= Operationally Responsive Space Office =

The Operationally Responsive Space Office (ORS Office) was a joint initiative of the United States Department of Defense (DoD). The "stand up" of the office took place 21 May 2007 at Kirtland Air Force Base. The ORS Office focuses on providing quick-response tactical space-based capabilities; utilizing smaller satellites, such as the Tactical Satellite Program and smaller launch vehicles. Organizations that have been involved in ORS activities include the United States Space Force, United States Army, the United States Navy, DARPA, the National Reconnaissance Office, the Missile Defense Agency and NASA.

In 2018, the ORS office was evolved to become the Space Rapid Capabilities Office.

==Leadership==
Col. Kevin McLaughlin, who was also the commander of the Space Development and Test Wing located at Kirtland, became the first director of the ORS office in May 2007. Peter Wegner became director of the ORS office in May 2008 and served until October 2012. Col. John Anttonen took over as Director of the ORS Office in February 2013. Col. Shahnaz Punjani assumed command of the ORS office on August 17, 2015.

==History==
The Joint ORS Office worked with the other space agencys to provide "(an) assured space power focused on timely satisfaction of Joint Force Commanders' needs". The end state of the ORS concept is the ability to address emerging, persistent, or unanticipated needs.

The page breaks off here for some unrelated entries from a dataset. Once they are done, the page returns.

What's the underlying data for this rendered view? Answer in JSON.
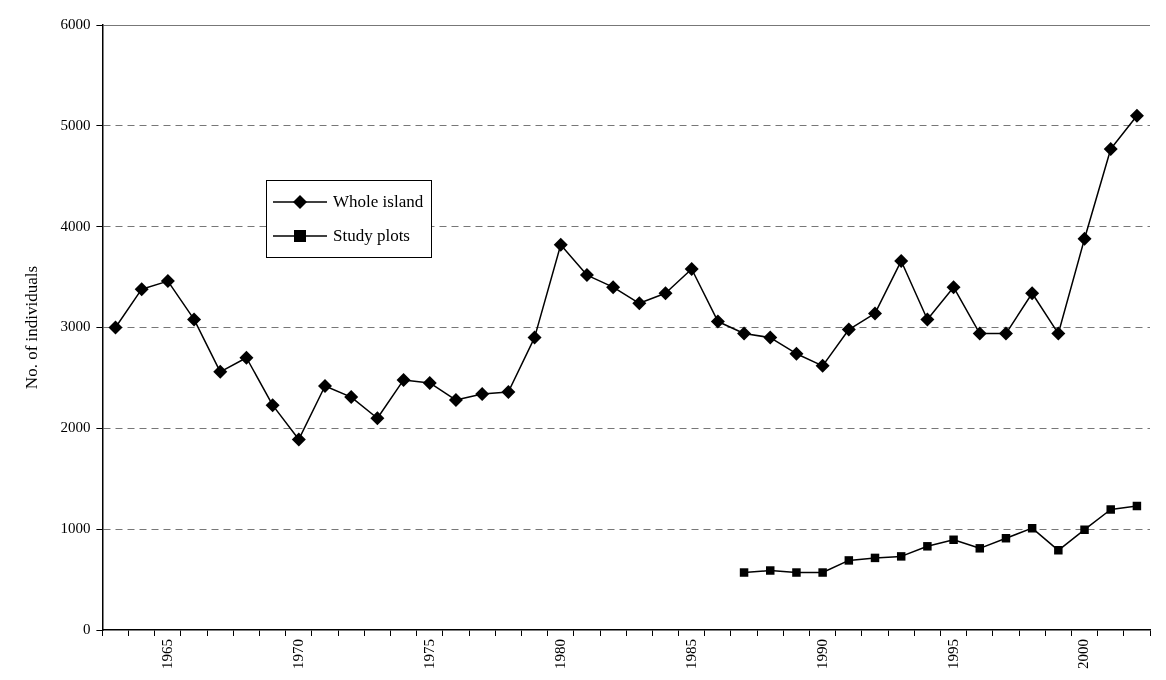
{
  "chart_data": {
    "type": "line",
    "ylabel": "No. of individuals",
    "categories": [
      null,
      null,
      "1965",
      null,
      null,
      null,
      null,
      "1970",
      null,
      null,
      null,
      null,
      "1975",
      null,
      null,
      null,
      null,
      "1980",
      null,
      null,
      null,
      null,
      "1985",
      null,
      null,
      null,
      null,
      "1990",
      null,
      null,
      null,
      null,
      "1995",
      null,
      null,
      null,
      null,
      "2000",
      null,
      null
    ],
    "series": [
      {
        "name": "Whole island",
        "color": "#000000",
        "marker": "diamond",
        "values": [
          3000,
          3380,
          3460,
          3080,
          2560,
          2700,
          2230,
          1890,
          2420,
          2310,
          2100,
          2480,
          2450,
          2280,
          2340,
          2360,
          2900,
          3820,
          3520,
          3400,
          3240,
          3340,
          3580,
          3060,
          2940,
          2900,
          2740,
          2620,
          2980,
          3140,
          3660,
          3080,
          3400,
          2940,
          2940,
          3340,
          2940,
          3880,
          4770,
          5100
        ]
      },
      {
        "name": "Study plots",
        "color": "#000000",
        "marker": "square",
        "values": [
          null,
          null,
          null,
          null,
          null,
          null,
          null,
          null,
          null,
          null,
          null,
          null,
          null,
          null,
          null,
          null,
          null,
          null,
          null,
          null,
          null,
          null,
          null,
          null,
          570,
          590,
          570,
          570,
          690,
          715,
          730,
          830,
          895,
          810,
          910,
          1010,
          790,
          995,
          1195,
          1230
        ]
      }
    ],
    "ylim": [
      0,
      6000
    ],
    "yticks": [
      0,
      1000,
      2000,
      3000,
      4000,
      5000,
      6000
    ],
    "grid": "y",
    "legend": "top left"
  }
}
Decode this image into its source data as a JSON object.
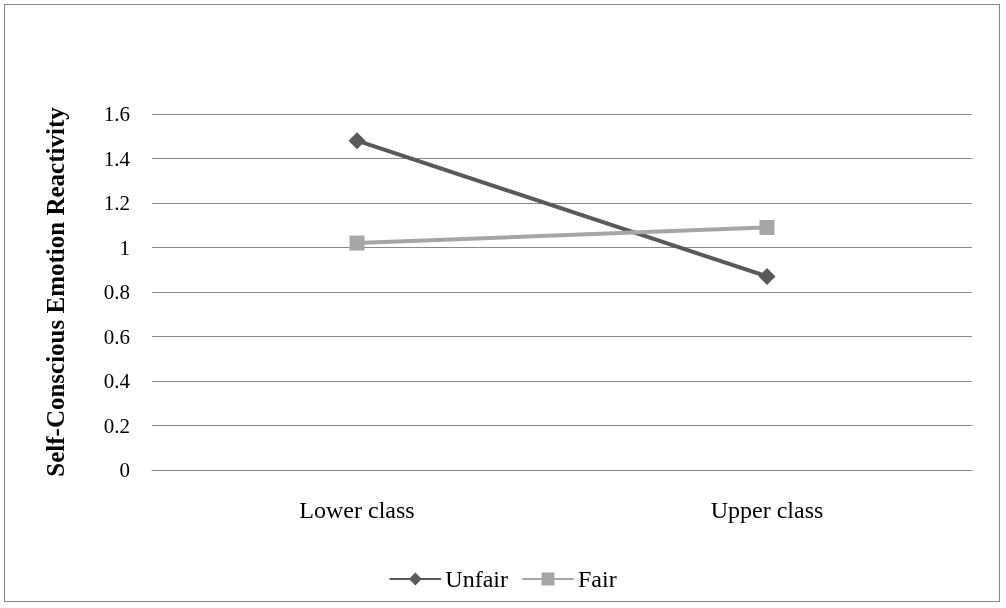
{
  "chart_data": {
    "type": "line",
    "ylabel": "Self-Conscious Emotion Reactivity",
    "categories": [
      "Lower class",
      "Upper class"
    ],
    "series": [
      {
        "name": "Unfair",
        "color": "#595959",
        "marker": "diamond",
        "values": [
          1.48,
          0.87
        ]
      },
      {
        "name": "Fair",
        "color": "#a6a6a6",
        "marker": "square",
        "values": [
          1.02,
          1.09
        ]
      }
    ],
    "ylim": [
      0,
      1.6
    ],
    "yticks": [
      0,
      0.2,
      0.4,
      0.6,
      0.8,
      1,
      1.2,
      1.4,
      1.6
    ],
    "grid": "y",
    "legend": "bottom",
    "line_style": "solid"
  }
}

The ORS Office implemented a process using a Modular Open Systems Architecture (MOSA) to facilitate rapid assembly, integration, and test (AI&T), deployment, and operations of space assets into the current space architecture in operationally relevant timelines. The ORS Office focuses on material (Note: spacecraft, launch, range payloads) and non-material solutions. (Note: business model, acquisition, policy, industrial base, training, command and control, tasking, exploitation, processing, and dissemination, concept of operations)

== Missions ==
The Joint ORS Office addressed a new approach to risk and mission assurance to rapidly deploy capabilities to satisfy warfighter needs across operations. ORS supported the following missions during its operational history.

=== Jumpstart ===
On May 29, 2008 SpaceDev announced its Trailblazer spacecraft bus had been selected by the ORS Office as the primary payload to fly on its inaugural "Jumpstart" mission. The Jumpstart payload was carried by the third Falcon 1 flight, which launched from Kwajalein in August 2008 but failed to reach orbit.

=== ORS-1 ===
June 29, 2011 ORS-1 was launched from the Mid-Atlantic Regional Spaceport on Wallops Island on a Minotaur I rocket.

===TacSat-3===
TacSat-3 is the first on-orbit Department of Defense intelligence, surveillance and reconnaissance capability delivered to U.S. Strategic Command for their direct imagery support to worldwide combatant commanders. TacSat-3 complements the wide array of Intelligence Community Combat Support Agencies and other space-based ISR systems that provide information to the United States armed forces.

===TacSat-4===
TacSat-4 was launched on September 27, 2011. The Operationally Responsive Space (ORS) Office and Air Force's Space and Missile Systems Center (SMC) provided the launch on a Minotaur IV from Kodiak, Alaska.

=== ORS-4 ===

Launch on November 4, 2015 GMT (November 3, Hawaii Standard Time) of a SPARK, also called Super Strypi, rocket occurred using a new rail-guided system; this was the first launch from Hawaii. Spaceflight Now received a statement from the Air Force that "The ORS-4 mission on an experimental Super Strypi launch vehicle failed in mid-flight shortly after liftoff", which matched observations of viewers on the ground. 13 CubeSat spacecraft were on board; the primary payload was from the University of Hawaii, two were a part of a NASA's Launch Services Program ELaNa mission, and eight were the EDSN constellation from NASA's Ames Research Center.

=== ORS-5 ===
On 26 August 2017 the Operationally Responsive Space-5 (ORS-5) satellite was launched from Space Launch Complex 46 at Cape Canaveral Air Force Station in Florida. An Orbital ATK Minotaur IV rocket lifted SensorSat into low Earth orbit. A second Orion (rocket stage) was used to push SensorSat into equatorial orbit. Its mission is situational awareness, to scan the geosynchronous belt for any new geosynchronous satellites, as well as for space junk that may threaten existing geosynchronous satellites.